RThe trick is to make sure that your BIOS boots to the Linux Partion first.
I don’t dual boot (not had windows on bare metal for years) but have seen so many issues over the years regarding single disk dual boot installations that I just get the impression that it’s generally a bad idea.
Separate disk for each OS is one way, or the alternative is to have your Linux / on the faster drive and use the slower one for less “time critical” stuff e.g. mostly what /home is used for, but with more risk of the Windows downgrades affecting your bootloader.
One can never be certain what piece-of-the-proverbial controller gets randomly thrown into the mix with many of these enclosures. I’ve seen cases where boards have been altered to appear to be as advertised upon cursory inspection, but are far from it.
Yeah probably, I’ll check that when the new FFC connector arrives and see if it’s for 8 pins and if so, I’ll move it there and see if the speed improves …
When benchmarking, throughput of storage, both HDDs and SSDs will almost always have far greater numbers when reading or writing large chunks of data. Random I/O (input/output or simply data transfer), is smaller bits of data scattered across the filesystem. So this number will be much smaller.
Random I/O accounts for the majority of most applications’ usage, of course there are countless exceptions (video editing, virtual disks, anything with large files).
The tests you ran used (10 MB chunks, tests for the latter, or consecutive reads and writes. Which are producing numbers slower than this cheap tiny SanDisk flash drive/stick I have.
Moving your home can be rather simple, with the know how and a few commands. It’s what you want to move it to that is making me cringe.
I have a couple m2 enclosures, and SATA ones stored away. Most of them are all metal enclosures that use the case as a heat sink, as these get very hot. This is more important for newer m2 slot MVMe drives, but it’s something that can’t be overlooked with SATA. Does the temperature of this drive come up with sensors?
This Ali Express enclosure probably acts as an insulator. (If you were worried about SSD wear before…) But I actually don’t know what it is. Just that it is a bottleneck for you right now.
Then the single points of failure you are introducing with this sub-par quality device. If it fails, you will not be able to boot normally. (Requiring a manual restore, or rebuilding of your home partition.)

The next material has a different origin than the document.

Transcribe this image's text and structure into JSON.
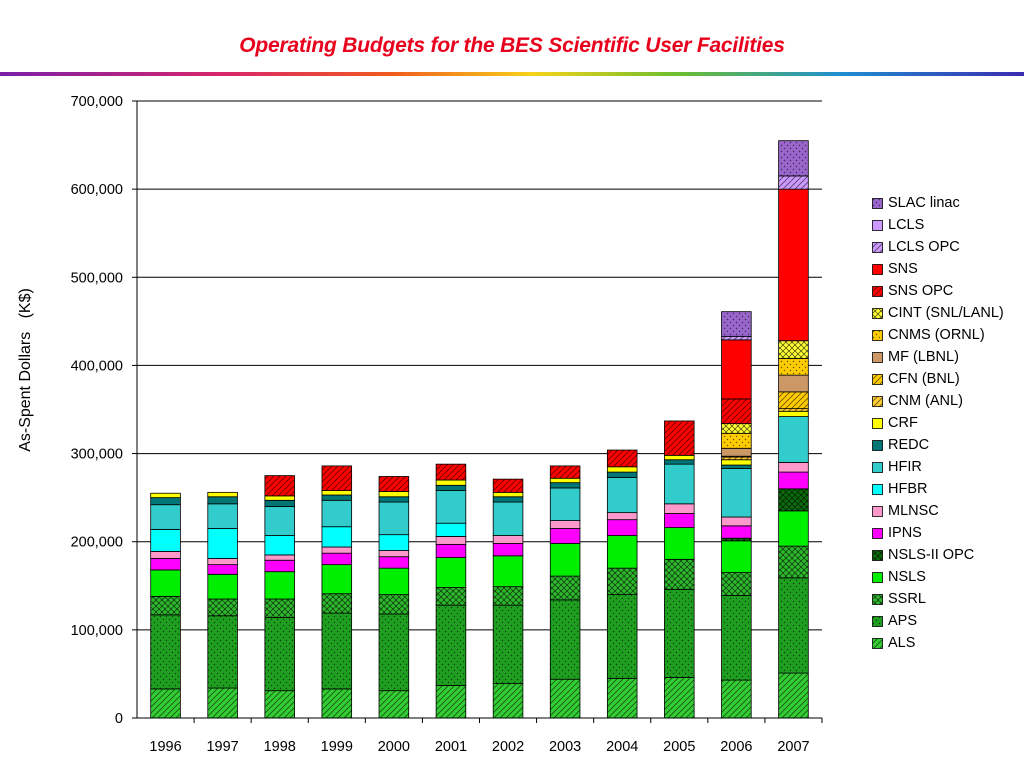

I also heard that running Win+Lin dually is more hazzle-free when you can use them on separate SSDs.
That way Windows updates won’t mess with Grub and you can always boot Linux.
Downside is just switching boot order in Bios for OS change.
Windows doesn’t touch GRUB. However Windows often randomly move the boot entry order to place itself on first boot device, or delete the Manjaro entry in the BIOS. Basically it removes the option to boot other OS and most motherboard will not be able to auto recognize and boot Manjaro, you’ll need to reinstall GRUB and the boot entry. Windows does that wether you have separate disks or not.
It is better to have everything separated though, so Windows and Manjaro bootloaders are not in the same place, but Windows will still break things.
This is easy to handle, there are bios bootmanager menue’s. For example in my Gigabyte Bios, i just press F12 while PC start and choose between my Windows SSD or Linux SSD (hassle-free).
An advantage of rEFInd (and one of the reasons I use it) is that it can be moved to the UEFI fallback location $ESP/EFI/BOOT; this is also handy in any particularly troublesome scenario.
This protects rEFInd to an extent, making sure that it remains as the default bootloader.
However, as I have always maintained, the safest route is to have each OS on a separate disk – isolated from the affects of another OS from the onset.